The writer of Hebrews teaches that we who have made God our refuge can hold fast our hope. The hope that the writer of Hebrews is talking about now is not the land and descendants that Abraham had hoped for. Abraham would have thought that life was preserved through the land and his posterity, but the early Christians hoped for a different life. What is it?

 

Gentlemen, listen to the writer of Hebrews. We enter the Most Holy of the Heavenly Temple. It means that it coincides with the source of life. I'm not sure I can explain what it is specifically. No one can explain. But we believe it to be true and everlasting life, as the Bible teaches. Just as the seeds cannot fully perceive the world of flowers, but they can believe it, and as it is, we believe in entering the Most Holy of the Heavenly Temple, the source of life.

What we need here is hope. This is not just a hope in terms of your “dreams come true”. The Christian hope is very specific. Jesus Christ is our hope. It can be said that Christ, the Lord of the Resurrection, protects our souls and brings us into the Most Holy of the heavenly temple. That is the “hope set before us” in verse 18b. This is the hope we must hold on to. Jesus Christ is the anchor that secures our lives.

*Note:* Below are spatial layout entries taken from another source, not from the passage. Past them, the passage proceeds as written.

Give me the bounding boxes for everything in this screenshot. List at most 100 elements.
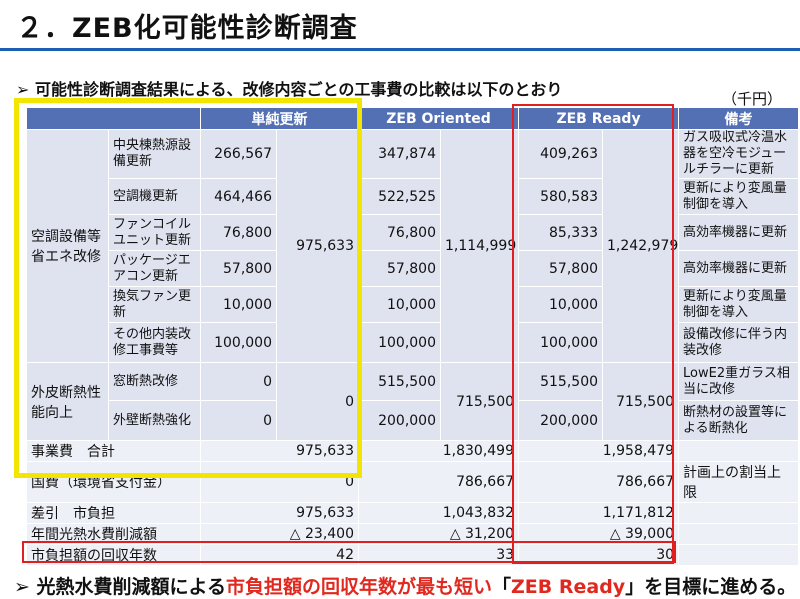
- value-oriented: 200,000: [358, 400, 441, 441]
- conclusion-target: ZEB Ready: [511, 576, 626, 598]
- summary-label: 差引 市負担: [26, 502, 201, 524]
- summary-simple: 975,633: [200, 440, 359, 462]
- value-ready: 57,800: [518, 250, 604, 287]
- summary-row: 差引 市負担 975,633 1,043,832 1,171,812: [26, 502, 800, 524]
- value-simple: 100,000: [200, 322, 277, 363]
- value-simple: 0: [200, 362, 277, 401]
- conclusion-part: ➢ 光熱水費削減額による: [14, 576, 226, 598]
- summary-label: 市負担額の回収年数: [26, 544, 201, 566]
- summary-ready: 1,171,812: [518, 502, 680, 524]
- summary-simple: 42: [200, 544, 359, 566]
- conclusion-text: ➢ 光熱水費削減額による市負担額の回収年数が最も短い「ZEB Ready」を目標…: [14, 572, 796, 599]
- table-row: 外皮断熱性能向上 窓断熱改修 0 0 515,500 715,500 515,5…: [26, 362, 800, 441]
- conclusion-part: に進める。: [701, 576, 797, 598]
- summary-note: 計画上の割当上限: [678, 461, 800, 503]
- summary-label: 事業費 合計: [26, 440, 201, 462]
- value-oriented: 515,500: [358, 362, 441, 401]
- item-label: その他内装改修工事費等: [108, 322, 201, 363]
- value-simple: 0: [200, 400, 277, 441]
- page-title: ２．ZEB化可能性診断調査: [16, 13, 358, 44]
- table-row: パッケージエアコン更新 57,800 57,800 57,800 高効率機器に更…: [27, 250, 800, 287]
- value-ready: 200,000: [518, 400, 604, 441]
- summary-oriented: 1,043,832: [357, 502, 520, 524]
- summary-note: [678, 502, 800, 524]
- summary-label: 国費（環境省支付金）: [26, 461, 201, 503]
- value-simple: 464,466: [200, 178, 277, 215]
- note: 更新により変風量制御を導入: [678, 178, 800, 215]
- simple-update-highlight: [14, 98, 362, 478]
- item-label: 窓断熱改修: [108, 362, 201, 401]
- item-label: 換気ファン更新: [108, 286, 201, 323]
- total-envelope-oriented: 715,500: [439, 362, 520, 441]
- summary-oriented: 1,830,499: [357, 440, 520, 462]
- table-row: ファンコイルユニット更新 76,800 76,800 85,333 高効率機器に…: [27, 214, 800, 251]
- header-blank: [26, 107, 201, 130]
- summary-simple: 0: [200, 461, 359, 503]
- total-hvac-ready: 1,242,979: [602, 129, 680, 363]
- note: LowE2重ガラス相当に改修: [678, 362, 800, 401]
- value-oriented: 57,800: [358, 250, 441, 287]
- category-envelope: 外皮断熱性能向上: [26, 362, 109, 441]
- note: 更新により変風量制御を導入: [678, 286, 800, 323]
- value-ready: 515,500: [518, 362, 604, 401]
- conclusion-part: 」を目標: [625, 576, 702, 598]
- table-row: その他内装改修工事費等 100,000 100,000 100,000 設備改修…: [27, 322, 800, 363]
- note: 断熱材の設置等による断熱化: [678, 400, 800, 441]
- zeb-ready-highlight: [512, 104, 674, 564]
- cost-comparison-table: 単純更新 ZEB Oriented ZEB Ready 備考 空調設備等省エネ改…: [26, 107, 800, 566]
- summary-note: [678, 523, 800, 545]
- value-oriented: 10,000: [358, 286, 441, 323]
- summary-row: 年間光熱水費削減額 △ 23,400 △ 31,200 △ 39,000: [26, 523, 800, 545]
- total-envelope-simple: 0: [276, 362, 359, 441]
- summary-simple: 975,633: [200, 502, 359, 524]
- summary-oriented: 33: [357, 544, 520, 566]
- summary-row: 国費（環境省支付金） 0 786,667 786,667 計画上の割当上限: [26, 461, 800, 503]
- summary-simple: △ 23,400: [200, 523, 359, 545]
- value-simple: 266,567: [200, 129, 277, 179]
- value-ready: 10,000: [518, 286, 604, 323]
- item-label: 中央棟熱源設備更新: [108, 129, 201, 179]
- header-row: 単純更新 ZEB Oriented ZEB Ready 備考: [26, 107, 800, 130]
- total-hvac-oriented: 1,114,999: [439, 129, 520, 363]
- note: 設備改修に伴う内装改修: [678, 322, 800, 363]
- summary-row: 市負担額の回収年数 42 33 30: [26, 544, 800, 566]
- subtitle: ➢ 可能性診断調査結果による、改修内容ごとの工事費の比較は以下のとおり: [16, 80, 563, 99]
- summary-oriented: △ 31,200: [357, 523, 520, 545]
- note: 高効率機器に更新: [678, 214, 800, 251]
- header-notes: 備考: [678, 107, 800, 130]
- value-ready: 409,263: [518, 129, 604, 179]
- item-label: ファンコイルユニット更新: [108, 214, 201, 251]
- summary-note: [678, 544, 800, 566]
- item-label: 外壁断熱強化: [108, 400, 201, 441]
- note: ガス吸収式冷温水器を空冷モジュールチラーに更新: [678, 129, 800, 179]
- table-row: 換気ファン更新 10,000 10,000 10,000 更新により変風量制御を…: [27, 286, 800, 323]
- table-row: 空調設備等省エネ改修 中央棟熱源設備更新 266,567 975,633 347…: [26, 129, 800, 363]
- header-zeb-oriented: ZEB Oriented: [357, 107, 520, 130]
- value-oriented: 347,874: [358, 129, 441, 179]
- value-oriented: 522,525: [358, 178, 441, 215]
- summary-ready: 1,958,479: [518, 440, 680, 462]
- payback-row-highlight: [22, 541, 676, 563]
- value-simple: 57,800: [200, 250, 277, 287]
- conclusion-part: 「: [491, 576, 511, 598]
- summary-oriented: 786,667: [357, 461, 520, 503]
- category-hvac: 空調設備等省エネ改修: [26, 129, 109, 363]
- summary-ready: △ 39,000: [518, 523, 680, 545]
- value-ready: 85,333: [518, 214, 604, 251]
- summary-ready: 786,667: [518, 461, 680, 503]
- total-hvac-simple: 975,633: [276, 129, 359, 363]
- item-label: 空調機更新: [108, 178, 201, 215]
- summary-row: 事業費 合計 975,633 1,830,499 1,958,479: [26, 440, 800, 462]
- value-oriented: 76,800: [358, 214, 441, 251]
- summary-label: 年間光熱水費削減額: [26, 523, 201, 545]
- note: 高効率機器に更新: [678, 250, 800, 287]
- header-simple-update: 単純更新: [200, 107, 359, 130]
- value-ready: 100,000: [518, 322, 604, 363]
- table-row: 外壁断熱強化 0 200,000 200,000 断熱材の設置等による断熱化: [27, 400, 800, 441]
- header-zeb-ready: ZEB Ready: [518, 107, 680, 130]
- conclusion-emphasis: 市負担額の回収年数が最も短い: [225, 576, 492, 598]
- value-simple: 76,800: [200, 214, 277, 251]
- summary-note: [678, 440, 800, 462]
- unit-label: （千円）: [722, 90, 783, 108]
- summary-ready: 30: [518, 544, 680, 566]
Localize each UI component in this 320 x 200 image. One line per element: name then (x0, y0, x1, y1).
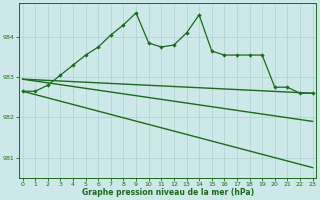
X-axis label: Graphe pression niveau de la mer (hPa): Graphe pression niveau de la mer (hPa) (82, 188, 254, 197)
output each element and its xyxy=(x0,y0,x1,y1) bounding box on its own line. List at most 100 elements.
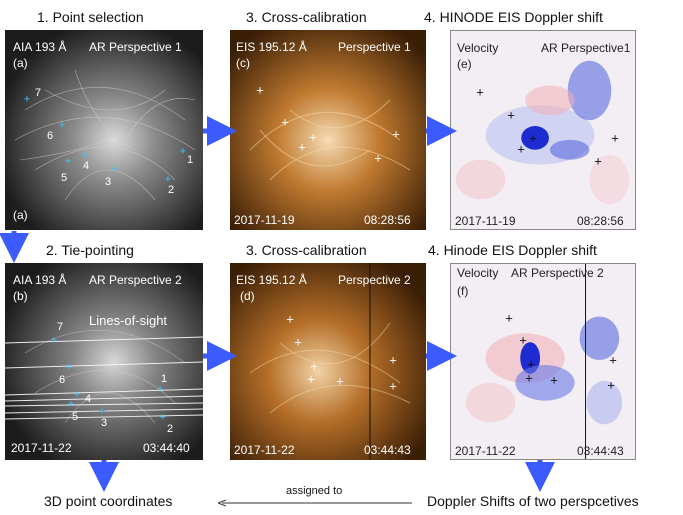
panel-e-label: Velocity xyxy=(457,41,499,55)
point-marker: + xyxy=(374,150,382,166)
point-marker: + xyxy=(505,310,513,326)
point-marker: + xyxy=(256,82,264,98)
point-marker: + xyxy=(517,141,525,157)
panel-f-label: Velocity xyxy=(457,266,499,280)
panel-d-instrument: EIS 195.12 Å xyxy=(236,273,307,287)
point-marker: + xyxy=(310,358,318,374)
point-label-1: 1 xyxy=(187,154,194,166)
panel-c-letter: (c) xyxy=(236,56,250,70)
label-assigned-to: assigned to xyxy=(286,485,343,497)
panel-b-letter: (b) xyxy=(13,289,28,303)
point-marker: + xyxy=(392,126,400,142)
panel-b-time: 03:44:40 xyxy=(143,441,190,455)
panel-e-letter: (e) xyxy=(457,57,472,71)
panel-f-image xyxy=(451,264,635,459)
lines-of-sight xyxy=(5,336,203,420)
panel-c-eis-perspective1: EIS 195.12 Å Perspective 1 (c) 2017-11-1… xyxy=(230,30,426,230)
panel-c-date: 2017-11-19 xyxy=(234,213,295,227)
panel-c-time: 08:28:56 xyxy=(364,213,411,227)
panel-b-perspective: AR Perspective 2 xyxy=(89,273,182,287)
panel-d-date: 2017-11-22 xyxy=(234,443,295,457)
panel-f-date: 2017-11-22 xyxy=(455,444,516,458)
lines-of-sight-label: Lines-of-sight xyxy=(89,313,168,328)
point-marker: + xyxy=(607,377,615,393)
step4-title-bottom: 4. Hinode EIS Doppler shift xyxy=(428,242,597,258)
point-label-4: 4 xyxy=(83,160,90,172)
panel-e-perspective: AR Perspective1 xyxy=(541,41,631,55)
point-label-5: 5 xyxy=(72,411,79,423)
step4-title-top: 4. HINODE EIS Doppler shift xyxy=(424,9,603,25)
point-marker: + xyxy=(609,352,617,368)
panel-d-letter: (d) xyxy=(240,289,255,303)
point-marker: + xyxy=(389,352,397,368)
point-marker: + xyxy=(73,388,81,401)
point-label-6: 6 xyxy=(59,374,66,386)
panel-d-image xyxy=(230,263,426,460)
panel-d-perspective: Perspective 2 xyxy=(338,273,411,287)
point-marker: + xyxy=(65,361,73,374)
point-marker: + xyxy=(286,311,294,327)
panel-f-letter: (f) xyxy=(457,284,469,298)
label-3d-point-coordinates: 3D point coordinates xyxy=(44,493,173,509)
point-label-7: 7 xyxy=(35,87,42,99)
panel-a-perspective: AR Perspective 1 xyxy=(89,40,182,54)
panel-a-instrument: AIA 193 Å xyxy=(13,40,67,54)
panel-e-doppler-perspective1: Velocity AR Perspective1 (e) 2017-11-19 … xyxy=(450,30,636,230)
point-marker: + xyxy=(159,411,167,424)
point-label-3: 3 xyxy=(105,176,112,188)
panel-a-letter-bottom: (a) xyxy=(13,208,28,222)
point-marker: + xyxy=(594,153,602,169)
point-marker: + xyxy=(307,371,315,387)
point-marker: + xyxy=(527,356,535,372)
panel-c-image xyxy=(230,30,426,230)
point-label-4: 4 xyxy=(85,393,92,405)
point-marker: + xyxy=(67,398,75,411)
point-marker: + xyxy=(156,383,164,396)
step3-title-bottom: 3. Cross-calibration xyxy=(246,242,367,258)
point-marker: + xyxy=(519,332,527,348)
point-marker: + xyxy=(529,130,537,146)
point-marker: + xyxy=(50,334,58,347)
panel-c-perspective: Perspective 1 xyxy=(338,40,411,54)
point-marker: + xyxy=(23,93,31,106)
point-marker: + xyxy=(58,119,66,132)
point-label-7: 7 xyxy=(57,321,64,333)
panel-c-instrument: EIS 195.12 Å xyxy=(236,40,307,54)
point-label-6: 6 xyxy=(47,130,54,142)
point-marker: + xyxy=(525,370,533,386)
point-marker: + xyxy=(164,173,172,186)
point-marker: + xyxy=(389,378,397,394)
point-marker: + xyxy=(507,107,515,123)
point-marker: + xyxy=(179,145,187,158)
point-marker: + xyxy=(111,163,119,176)
point-label-1: 1 xyxy=(161,373,168,385)
panel-b-instrument: AIA 193 Å xyxy=(13,273,67,287)
point-marker: + xyxy=(336,373,344,389)
label-doppler-shifts: Doppler Shifts of two perspcetives xyxy=(427,493,639,509)
point-label-2: 2 xyxy=(168,184,175,196)
panel-b-date: 2017-11-22 xyxy=(11,441,72,455)
point-label-5: 5 xyxy=(61,172,68,184)
panel-f-perspective: AR Perspective 2 xyxy=(511,266,604,280)
panel-e-date: 2017-11-19 xyxy=(455,214,516,228)
point-marker: + xyxy=(64,155,72,168)
point-marker: + xyxy=(476,84,484,100)
point-marker: + xyxy=(81,149,89,162)
step3-title-top: 3. Cross-calibration xyxy=(246,9,367,25)
step2-title: 2. Tie-pointing xyxy=(46,242,134,258)
panel-f-time: 03:44:43 xyxy=(577,444,624,458)
panel-b-image xyxy=(5,263,203,460)
panel-d-time: 03:44:43 xyxy=(364,443,411,457)
panel-a-image xyxy=(5,30,203,230)
panel-f-doppler-perspective2: Velocity AR Perspective 2 (f) 2017-11-22… xyxy=(450,263,636,460)
panel-e-image xyxy=(451,31,635,229)
point-marker: + xyxy=(98,405,106,418)
panel-d-eis-perspective2: EIS 195.12 Å Perspective 2 (d) 2017-11-2… xyxy=(230,263,426,460)
point-marker: + xyxy=(294,334,302,350)
point-label-3: 3 xyxy=(101,417,108,429)
point-marker: + xyxy=(611,130,619,146)
panel-b-aia-perspective2: AIA 193 Å AR Perspective 2 (b) Lines-of-… xyxy=(5,263,203,460)
panel-a-letter: (a) xyxy=(13,56,28,70)
panel-a-aia-perspective1: AIA 193 Å AR Perspective 1 (a) (a) + 7 +… xyxy=(5,30,203,230)
panel-e-time: 08:28:56 xyxy=(577,214,624,228)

The reason for this is explained in Hebrews verse 20: That Jesus became the eternal high priest and entered the place before us. The Most Holy is literally the most holy place. Jesus has already been there. It means that you have been transformed into a new life just as a flower blooms from a seed. He has become the High Priest who offers the sacrifice of life for us. That Jesus Christ is the hope of our lives. Amen.